Ifeatu Melifonwu, CB, Syracuse: At 6-2 and 205 pounds, Melifonwu has a rare combination of size, speed and agility that could prove irresistible to Ballard. He had 26 pass break-ups and three interceptions over three seasons with the Orange and takes pride in the physical nature of the game.

Walker Little, OT, Stanford: Three years ago, Little was on track to be a sure-fire first-rounder. But a knee injury cost him all but one game in 2019, and he opted out of the 2020 season. If he can regain his old form, the former Cardinal star could qualify as a steal.

Brady Christensen, OT, BYU: An older prospect after serving a two-year religious mission, Christensen played center field for his high school baseball team and set a record for an offensive lineman with a 10-foot-4 broad jump. He also made 38 starts at left tackle for the Cougars.

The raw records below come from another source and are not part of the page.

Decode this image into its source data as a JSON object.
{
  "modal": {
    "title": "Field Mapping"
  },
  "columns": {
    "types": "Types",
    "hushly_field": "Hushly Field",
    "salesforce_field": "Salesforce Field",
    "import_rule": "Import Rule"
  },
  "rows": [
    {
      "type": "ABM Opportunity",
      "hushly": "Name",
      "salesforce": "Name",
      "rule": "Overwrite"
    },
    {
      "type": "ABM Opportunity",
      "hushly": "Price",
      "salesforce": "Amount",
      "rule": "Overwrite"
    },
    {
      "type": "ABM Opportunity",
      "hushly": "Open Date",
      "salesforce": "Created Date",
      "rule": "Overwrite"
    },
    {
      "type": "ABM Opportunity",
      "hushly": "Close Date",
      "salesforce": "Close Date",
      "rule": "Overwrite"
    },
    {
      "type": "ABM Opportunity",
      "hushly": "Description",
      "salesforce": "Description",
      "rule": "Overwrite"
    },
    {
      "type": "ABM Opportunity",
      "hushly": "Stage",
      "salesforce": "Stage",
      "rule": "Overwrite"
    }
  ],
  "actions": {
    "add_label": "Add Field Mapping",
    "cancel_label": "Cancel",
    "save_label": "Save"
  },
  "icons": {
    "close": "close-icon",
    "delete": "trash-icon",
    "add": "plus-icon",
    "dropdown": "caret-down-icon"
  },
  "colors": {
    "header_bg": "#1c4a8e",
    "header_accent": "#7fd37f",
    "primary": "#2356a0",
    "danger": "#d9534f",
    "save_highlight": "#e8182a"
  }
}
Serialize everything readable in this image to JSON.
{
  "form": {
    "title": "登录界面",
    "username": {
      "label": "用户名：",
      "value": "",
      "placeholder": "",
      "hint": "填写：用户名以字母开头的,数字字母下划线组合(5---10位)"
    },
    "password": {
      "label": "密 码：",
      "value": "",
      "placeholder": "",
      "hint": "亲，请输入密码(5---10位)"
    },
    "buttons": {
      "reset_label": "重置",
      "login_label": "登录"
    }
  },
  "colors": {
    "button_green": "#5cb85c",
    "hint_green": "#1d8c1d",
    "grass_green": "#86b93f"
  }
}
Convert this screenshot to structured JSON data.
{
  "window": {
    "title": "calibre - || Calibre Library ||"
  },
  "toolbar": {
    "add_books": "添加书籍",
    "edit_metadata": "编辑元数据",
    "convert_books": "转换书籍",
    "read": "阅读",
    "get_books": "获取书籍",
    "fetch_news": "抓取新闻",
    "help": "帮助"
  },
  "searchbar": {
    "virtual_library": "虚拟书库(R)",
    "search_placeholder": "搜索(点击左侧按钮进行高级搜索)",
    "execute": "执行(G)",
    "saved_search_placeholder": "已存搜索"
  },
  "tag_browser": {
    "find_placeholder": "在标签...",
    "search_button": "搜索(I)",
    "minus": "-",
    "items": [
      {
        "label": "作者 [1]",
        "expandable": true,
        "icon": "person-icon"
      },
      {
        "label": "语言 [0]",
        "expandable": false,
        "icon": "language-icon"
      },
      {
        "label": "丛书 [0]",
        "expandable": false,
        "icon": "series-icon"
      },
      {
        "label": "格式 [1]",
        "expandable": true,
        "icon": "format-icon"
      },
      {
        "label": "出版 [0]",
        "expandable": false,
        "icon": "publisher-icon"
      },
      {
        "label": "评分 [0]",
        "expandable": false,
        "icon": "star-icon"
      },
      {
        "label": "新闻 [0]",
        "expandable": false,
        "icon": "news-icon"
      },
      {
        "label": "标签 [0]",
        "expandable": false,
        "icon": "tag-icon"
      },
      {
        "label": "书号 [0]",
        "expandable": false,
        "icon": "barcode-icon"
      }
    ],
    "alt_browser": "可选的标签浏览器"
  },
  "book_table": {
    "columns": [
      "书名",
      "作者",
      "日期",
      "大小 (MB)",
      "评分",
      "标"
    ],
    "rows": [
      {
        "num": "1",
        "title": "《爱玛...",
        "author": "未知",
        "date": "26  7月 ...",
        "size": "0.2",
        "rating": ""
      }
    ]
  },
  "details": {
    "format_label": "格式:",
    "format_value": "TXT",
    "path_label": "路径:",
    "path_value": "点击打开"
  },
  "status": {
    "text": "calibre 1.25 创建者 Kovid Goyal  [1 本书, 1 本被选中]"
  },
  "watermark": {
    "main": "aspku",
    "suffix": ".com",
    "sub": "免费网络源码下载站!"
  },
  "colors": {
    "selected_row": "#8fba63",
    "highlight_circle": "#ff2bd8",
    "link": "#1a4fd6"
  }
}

Jevon Holland, S, Oregon: A heavy hitter with a penchant for violence, Holland also had nine interceptions during his two seasons with the Ducks. He opted out of the 2020 season and needs to become more consistent in coverage, but he's a top-flight competitor.

Dillon Radunz, OT, North Dakota State: Naturally instinctive with a nasty on-field disposition, Radunz's aggressive play can sometimes work against him. But he started 32 games at left tackle for the Bison on a pair of national championship teams while blocking for two future NFL QBs.

Tommy Tremble, TE, Notre Dame: There's plenty of room for development, but Tremble is a plus athlete whose natural traits could translate to better production as a pro than his college numbers (35 catches, 401 yards, four TDs) might suggest.